Les rabbins israéliens ont établi une ‘liste noire’ des familles dont l’origine juive n’a pu être formellement prouvée. Les militants affirment que le Grand Rabbinat se livre à une ‘Inquisition’, alors que l’identité juive d’immigrants de longue date en Israël est étudiée à la loupe

Un fiancé et sa promise dans le centre de Tel Aviv, le 4 novembre 2015 (Crédit : Flash 90/via JTA)
Un fiancé et sa promise dans le centre de Tel Aviv, le 4 novembre 2015 (Crédit : Flash 90/via JTA)

TEL AVIV (JTA) — Yael savait qu’il fallait qu’elle prouve qu’elle était juive. Mais elle n’aurait jamais pensé que son désir de se marier se transformerait en une enquête sur sa famille qui durerait près d’un an.

Et finalement, Yael – qui a demandé à être désignée par un pseudonyme par souci de confidentialité – n’a pas obtenu le droit de se marier en Israël, tout comme sa mère et son frère aîné.

Même s’ils se trouvaient en tant que Juifs depuis longtemps dans le pays, leur lignée n’a pas satisfait les autorités religieuses de l’état.

« Le fait d’avoir un mariage juif officiel a toujours été très important à mes yeux », dit-elle. « Aujourd’hui, j’ai l’impression d’être une citoyenne de seconde zone. C’est très perturbant pour moi.

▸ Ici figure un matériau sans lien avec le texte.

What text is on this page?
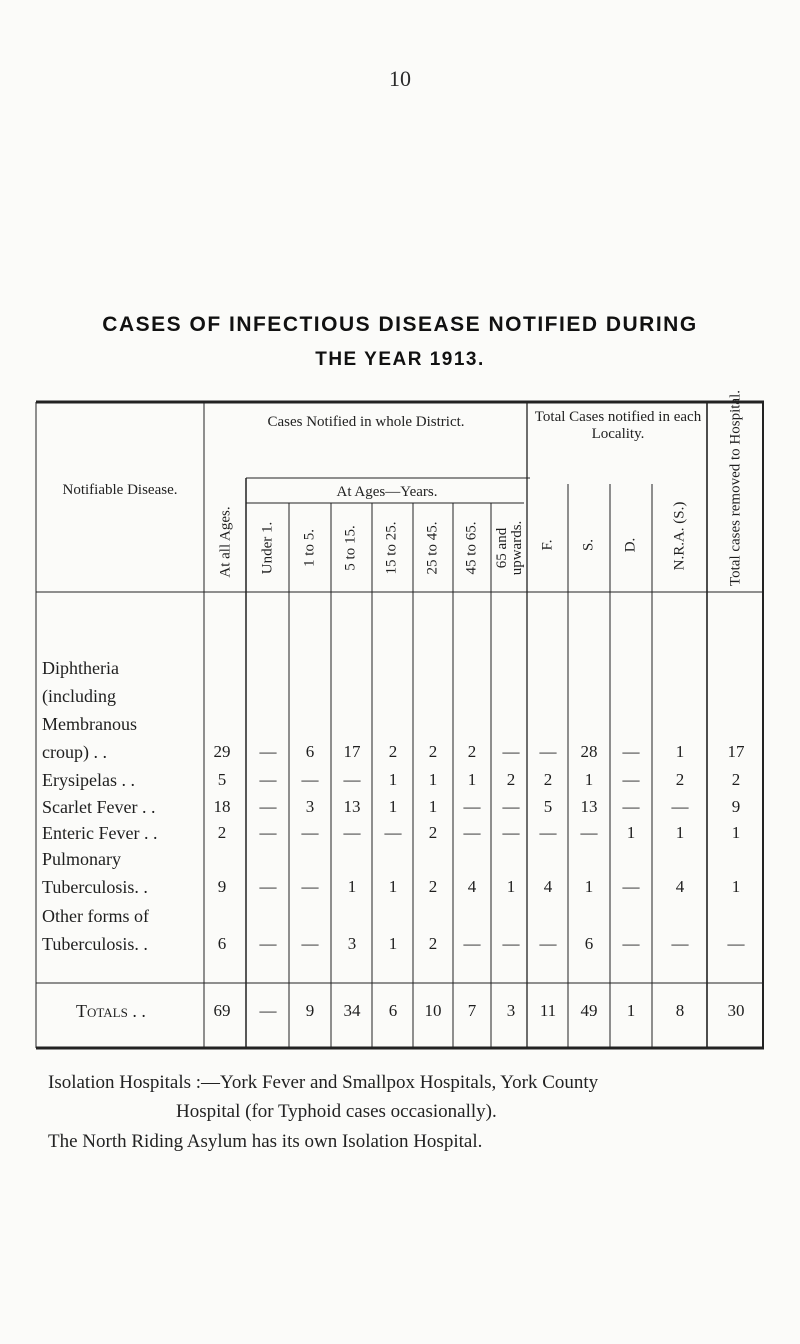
10
CASES OF INFECTIOUS DISEASE NOTIFIED DURING
THE YEAR 1913.
Notifiable Disease.
Cases Notified in whole District.	Total Cases notified in each Locality.
At Ages—Years.
At all Ages.	Total cases removed to Hospital.
Under 1. 1 to 5. 5 to 15. 15 to 25. 25 to 45. 45 to 65. 65 and upwards. F. S. D. N.R.A. (S.)
Diphtheria
(including
Membranous
croup) . .	29 — 6 17 2 2 2 — — 28 — 1	17
Erysipelas . .	5 — — — 1 1 1 2 2 1 — 2	2
Scarlet Fever . .	18 — 3 13 1 1 — — 5 13 — —	9
Enteric Fever . .	2 — — — — 2 — — — — 1 1	1
Pulmonary
Tuberculosis. .	9 — — 1 1 2 4 1 4 1 — 4	1
Other forms of
Tuberculosis. .	6 — — 3 1 2 — — — 6 — — —
Totals . .	69 — 9 34 6 10 7 3 11 49 1 8	30
Isolation Hospitals :—York Fever and Smallpox Hospitals, York County
Hospital (for Typhoid cases occasionally).
The North Riding Asylum has its own Isolation Hospital.
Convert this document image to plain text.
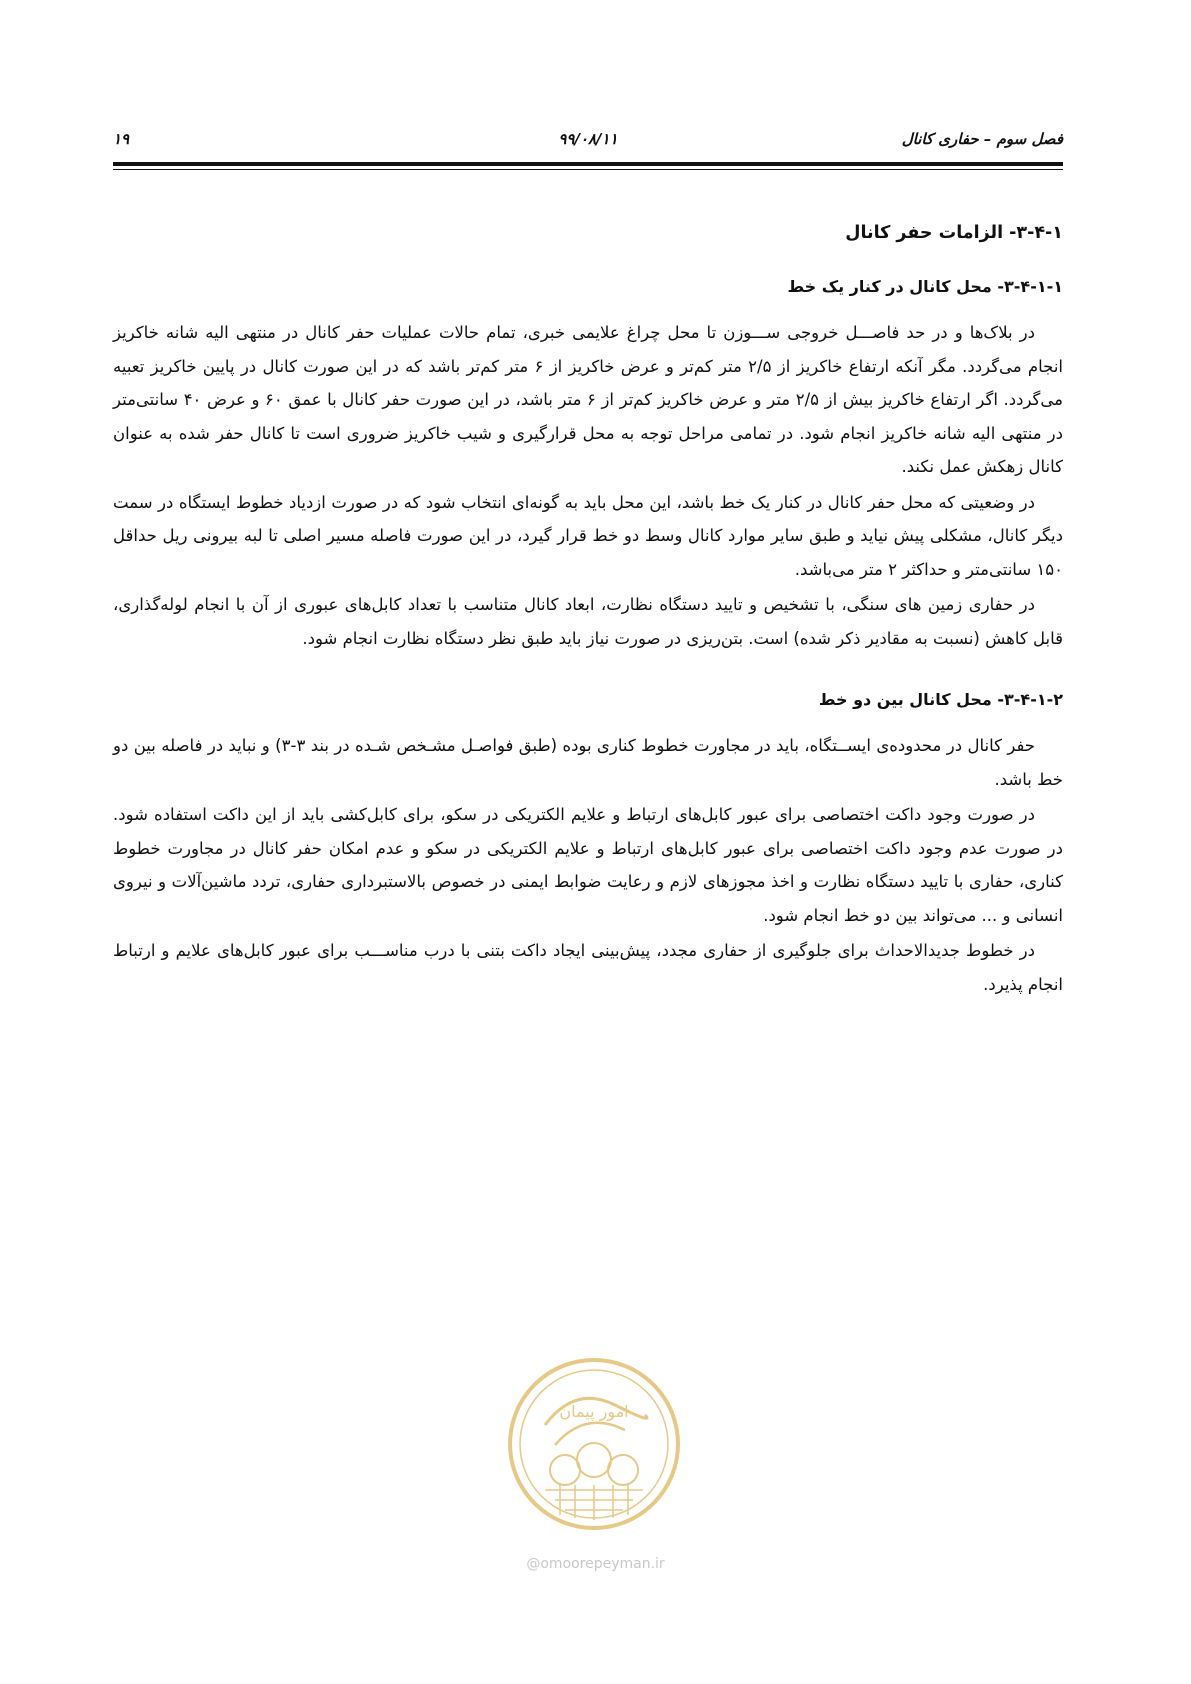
فصل سوم – حفاری کانال
۹۹/۰۸/۱۱
۱۹
۳-۴-۱- الزامات حفر کانال
۳-۴-۱-۱- محل کانال در کنار یک خط

در بلاک‌ها و در حد فاصـــل خروجی ســـوزن تا محل چراغ علایمی خبری، تمام حالات عملیات حفر کانال در منتهی الیه شانه خاکریز انجام می‌گردد. مگر آنکه ارتفاع خاکریز از ۲/۵ متر کم‌تر و عرض خاکریز از ۶ متر کم‌تر باشد که در این صورت کانال در پایین خاکریز تعبیه می‌گردد. اگر ارتفاع خاکریز بیش از ۲/۵ متر و عرض خاکریز کم‌تر از ۶ متر باشد، در این صورت حفر کانال با عمق ۶۰ و عرض ۴۰ سانتی‌متر در منتهی الیه شانه خاکریز انجام شود. در تمامی مراحل توجه به محل قرارگیری و شیب خاکریز ضروری است تا کانال حفر شده به عنوان کانال زهکش عمل نکند.

در وضعیتی که محل حفر کانال در کنار یک خط باشد، این محل باید به گونه‌ای انتخاب شود که در صورت ازدیاد خطوط ایستگاه در سمت دیگر کانال، مشکلی پیش نیاید و طبق سایر موارد کانال وسط دو خط قرار گیرد، در این صورت فاصله مسیر اصلی تا لبه بیرونی ریل حداقل ۱۵۰ سانتی‌متر و حداکثر ۲ متر می‌باشد.

در حفاری زمین های سنگی، با تشخیص و تایید دستگاه نظارت، ابعاد کانال متناسب با تعداد کابل‌های عبوری از آن با انجام لوله‌گذاری، قابل کاهش (نسبت به مقادیر ذکر شده) است. بتن‌ریزی در صورت نیاز باید طبق نظر دستگاه نظارت انجام شود.

۳-۴-۱-۲- محل کانال بین دو خط

حفر کانال در محدوده‌ی ایســتگاه، باید در مجاورت خطوط کناری بوده (طبق فواصـل مشـخص شـده در بند ۳-۳) و نباید در فاصله بین دو خط باشد.

در صورت وجود داکت اختصاصی برای عبور کابل‌های ارتباط و علایم الکتریکی در سکو، برای کابل‌کشی باید از این داکت استفاده شود. در صورت عدم وجود داکت اختصاصی برای عبور کابل‌های ارتباط و علایم الکتریکی در سکو و عدم امکان حفر کانال در مجاورت خطوط کناری، حفاری با تایید دستگاه نظارت و اخذ مجوزهای لازم و رعایت ضوابط ایمنی در خصوص بالاستبرداری حفاری، تردد ماشین‌آلات و نیروی انسانی و ... می‌تواند بین دو خط انجام شود.

در خطوط جدیدالاحداث برای جلوگیری از حفاری مجدد، پیش‌بینی ایجاد داکت بتنی با درب مناســـب برای عبور کابل‌های علایم و ارتباط انجام پذیرد.

امور پیمان
@omoorepeyman.ir
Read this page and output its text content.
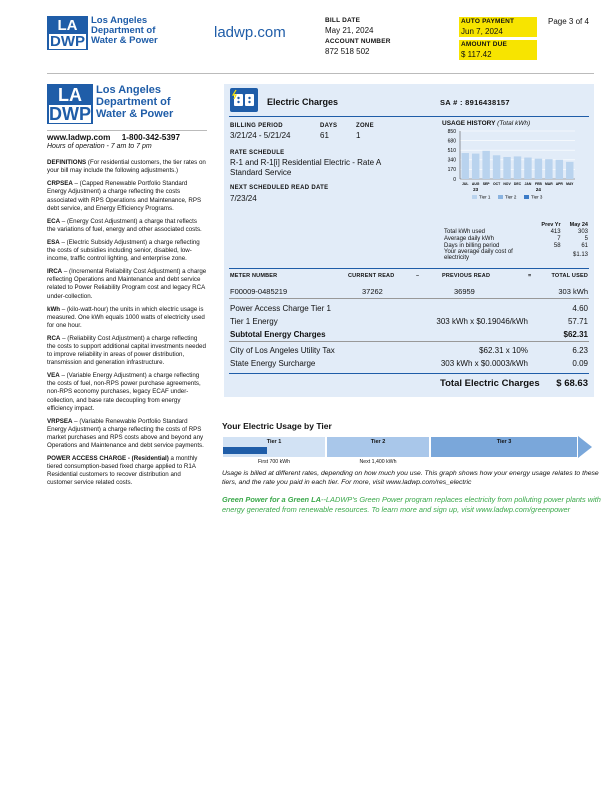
LA
DWP
Los Angeles
Department of
Water & Power	ladwp.com
BILL DATE
May 21, 2024
ACCOUNT NUMBER
872 518 502
AUTO PAYMENT
Jun 7, 2024
AMOUNT DUE
$ 117.42
Page 3 of 4
LA
DWP
Los Angeles
Department of
Water & Power
www.ladwp.com     1-800-342-5397
Hours of operation - 7 am to 7 pm

DEFINITIONS (For residential customers, the tier rates on your bill may include the following adjustments.)

CRPSEA – (Capped Renewable Portfolio Standard Energy Adjustment) a charge reflecting the costs associated with RPS Operations and Maintenance, RPS debt service, and Energy Efficiency Programs.

ECA – (Energy Cost Adjustment) a charge that reflects the variations of fuel, energy and other associated costs.

ESA – (Electric Subsidy Adjustment) a charge reflecting the costs of subsidies including senior, disabled, low-income, traffic control lighting, and enterprise zone.

IRCA – (Incremental Reliability Cost Adjustment) a charge reflecting Operations and Maintenance and debt service related to Power Reliability Program cost and legacy RCA under-collection.

kWh – (kilo-watt-hour) the units in which electric usage is measured. One kWh equals 1000 watts of electricity used for one hour.

RCA – (Reliability Cost Adjustment) a charge reflecting the costs to support additional capital investments needed to improve reliability in areas of power distribution, transmission and generation infrastructure.

VEA – (Variable Energy Adjustment) a charge reflecting the costs of fuel, non-RPS power purchase agreements, non-RPS economy purchases, legacy ECAF under-collection, and base rate decoupling from energy efficiency impact.

VRPSEA – (Variable Renewable Portfolio Standard Energy Adjustment) a charge reflecting the costs of RPS market purchases and RPS costs above and beyond any Operations and Maintenance and debt service payments.

POWER ACCESS CHARGE - (Residential) a monthly tiered consumption-based fixed charge applied to R1A Residential customers to recover distribution and customer service related costs.

Electric Charges	SA # : 8916438157
BILLING PERIOD
3/21/24 - 5/21/24
DAYS
61
ZONE
1
RATE SCHEDULE
R-1 and R-1[i] Residential Electric - Rate A
Standard Service
NEXT SCHEDULED READ DATE
7/23/24
USAGE HISTORY (Total kWh)
850
680
510
340
170
0
JUL AUG SEP OCT NOV DEC JAN FEB MAR APR MAY
23	24
Tier 1	Tier 2	Tier 3
	Prev Yr	May 24
Total kWh used	413	303
Average daily kWh	7	5
Days in billing period	58	61
Your average daily cost of electricity		$1.13
METER NUMBER	CURRENT READ	–	PREVIOUS READ	=	TOTAL USED
F00009-0485219	37262	36959	303 kWh
Power Access Charge Tier 1	4.60
Tier 1 Energy	303 kWh x $0.19046/kWh	57.71
Subtotal Energy Charges	$62.31
City of Los Angeles Utility Tax	$62.31 x 10%	6.23
State Energy Surcharge	303 kWh x $0.0003/kWh	0.09
Total Electric Charges $ 68.63
Your Electric Usage by Tier
Tier 1	Tier 2	Tier 3
First 700 kWh	Next 1,400 kWh
Usage is billed at different rates, depending on how much you use. This graph shows how your energy usage relates to these tiers, and the rate you paid in each tier. For more, visit www.ladwp.com/res_electric
Green Power for a Green LA--LADWP's Green Power program replaces electricity from polluting power plants with energy generated from renewable resources. To learn more and sign up, visit www.ladwp.com/greenpower
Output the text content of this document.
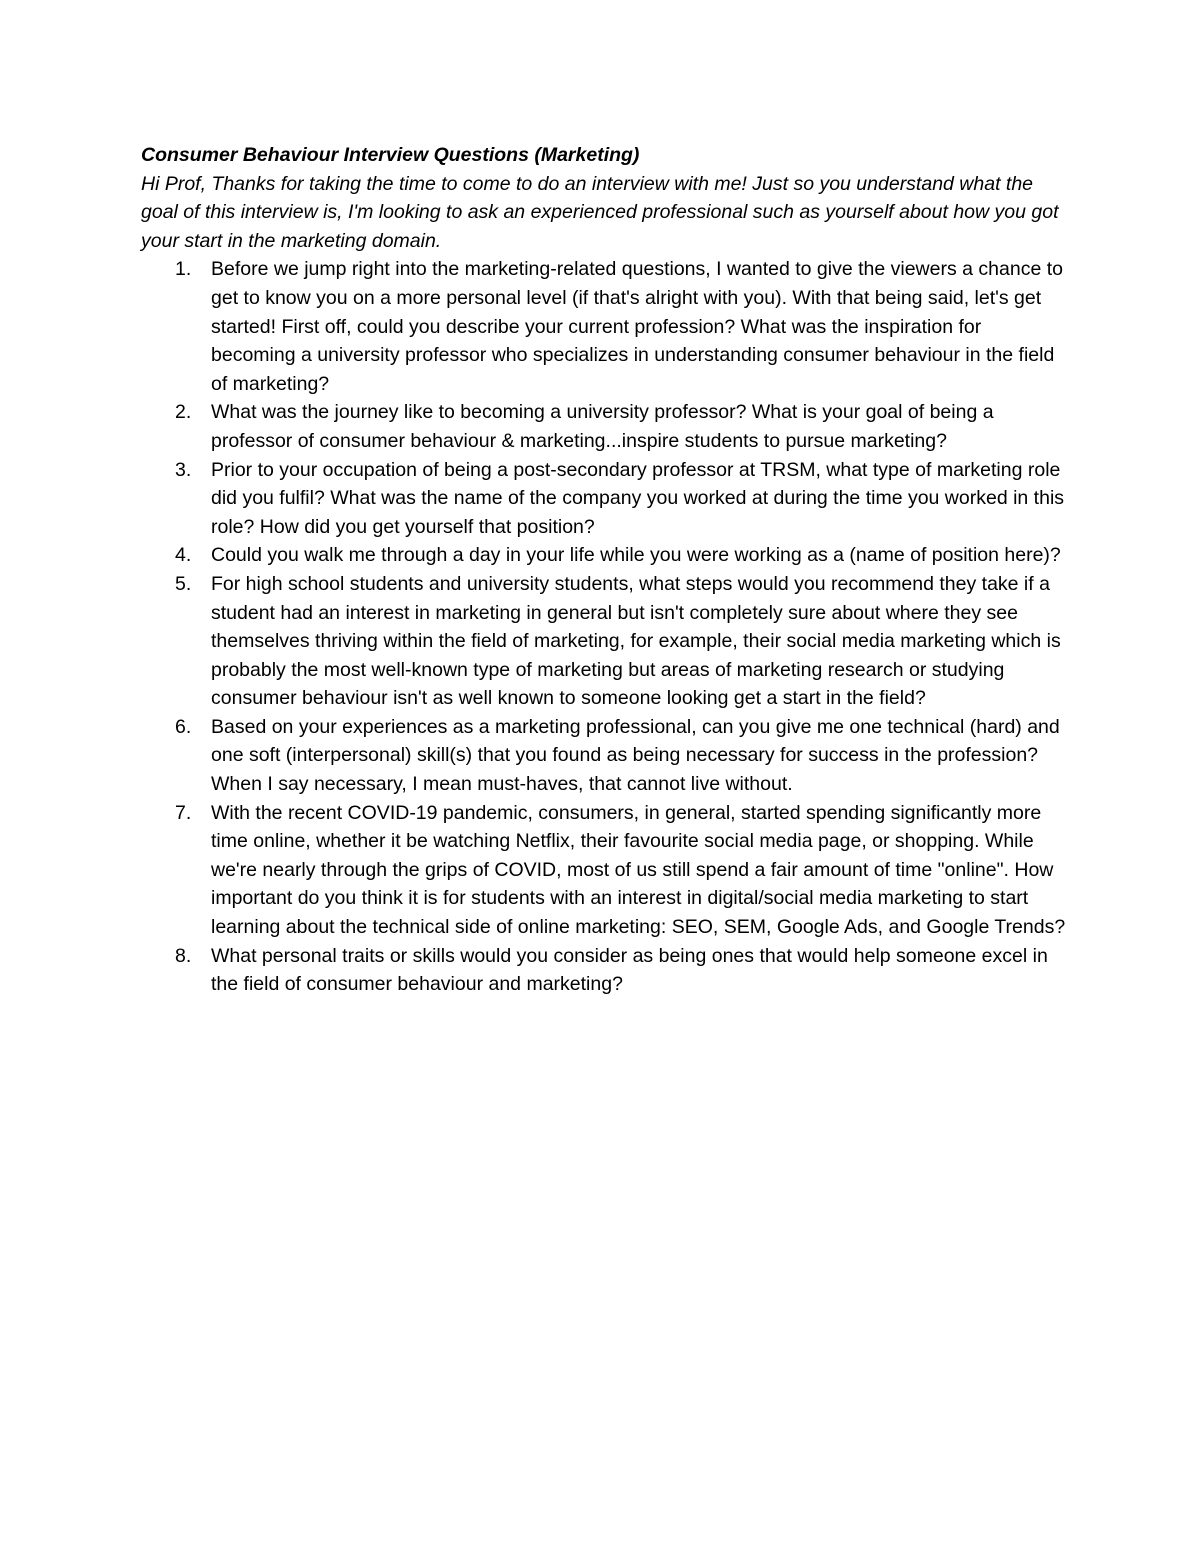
Consumer Behaviour Interview Questions (Marketing)

Hi Prof, Thanks for taking the time to come to do an interview with me! Just so you understand what the goal of this interview is, I'm looking to ask an experienced professional such as yourself about how you got your start in the marketing domain.

1.	Before we jump right into the marketing-related questions, I wanted to give the viewers a chance to get to know you on a more personal level (if that's alright with you). With that being said, let's get started! First off, could you describe your current profession? What was the inspiration for becoming a university professor who specializes in understanding consumer behaviour in the field of marketing?
2.	What was the journey like to becoming a university professor? What is your goal of being a professor of consumer behaviour & marketing...inspire students to pursue marketing?
3.	Prior to your occupation of being a post-secondary professor at TRSM, what type of marketing role did you fulfil? What was the name of the company you worked at during the time you worked in this role? How did you get yourself that position?
4.	Could you walk me through a day in your life while you were working as a (name of position here)?
5.	For high school students and university students, what steps would you recommend they take if a student had an interest in marketing in general but isn't completely sure about where they see themselves thriving within the field of marketing, for example, their social media marketing which is probably the most well-known type of marketing but areas of marketing research or studying consumer behaviour isn't as well known to someone looking get a start in the field?
6.	Based on your experiences as a marketing professional, can you give me one technical (hard) and one soft (interpersonal) skill(s) that you found as being necessary for success in the profession? When I say necessary, I mean must-haves, that cannot live without.
7.	With the recent COVID-19 pandemic, consumers, in general, started spending significantly more time online, whether it be watching Netflix, their favourite social media page, or shopping. While we're nearly through the grips of COVID, most of us still spend a fair amount of time "online". How important do you think it is for students with an interest in digital/social media marketing to start learning about the technical side of online marketing: SEO, SEM, Google Ads, and Google Trends?
8.	What personal traits or skills would you consider as being ones that would help someone excel in the field of consumer behaviour and marketing?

Et c’est très perturbant pour ma famille ».

Au fil des années, les rabbins orthodoxes qui contrôlent les unions en Israël sont devenus de plus en plus stricts lors de leurs vérifications.

Et ce sont de plus en plus de candidats au mariage qui ont été envoyés devant les tribunaux rabbiniques pour y faire l’objet d’un examen minutieux.

Le mois dernier seulement, ces tribunaux ont également demandé aux autorités de traduire en justice deux familles de candidats.

Ceux dont il est établi qu’ils ne sont pas Juifs sont ajoutés sur une « liste noire » pour les mariages, comme c’est arrivé à Yaël et à sa famille.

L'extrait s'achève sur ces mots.